Not only does killing healthy, full-term in utero puppies and kittens violate the No Kill philosophy, it is a way to obscure statistics. Because they are not yet born, even when they are sentient, able to live on their own, removed from the mother during a spay surgery, and killed one by one through an overdose of barbiturates, their deaths are not recorded. They are rendered invisible. Even when not individually killed, when a mother is spayed, the puppies and kittens die from anoxia (oxygen deprivation) due to lack of blood supply from the uterus once the vessels are clamped. They suffocate. The new law prevents the municipal shelter from spaying a mother, and killing the puppies/kittens, as a condition of placing her with a rescue partner.

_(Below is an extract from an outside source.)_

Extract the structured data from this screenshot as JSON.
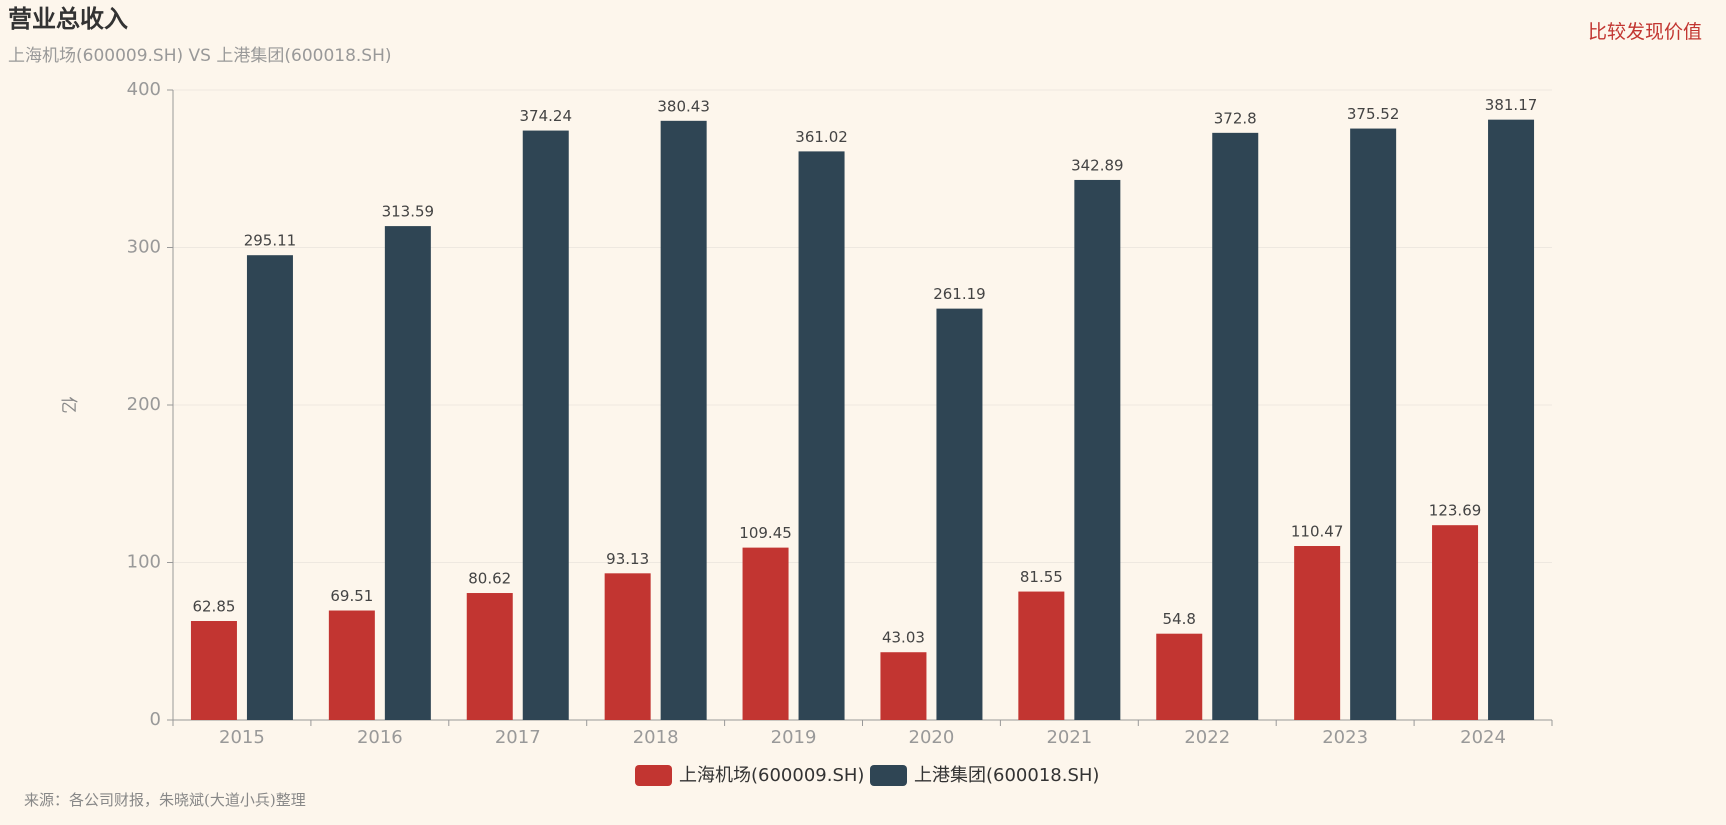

There’s more, including the move to repeal breed discriminatory laws became a virtual stampede as more and more cities across the country undid years, and in some cases decades, of repression based on how dogs look, including Sioux City, IA, Kennewick, WA, South Point, OH, Cudahy, WI, Kansas City, KS, Liberty, MO, Eureka, MO, Gardendale, AL, Rocky River, OH, Garfield Heights, OH, Lakewood, OH, Castle Rock, CO, Eudora, KS, and more. Banning dogs based on how they look is immoral, unscientific, and ineffective. And that viewpoint is winning, to the benefit of all dogs.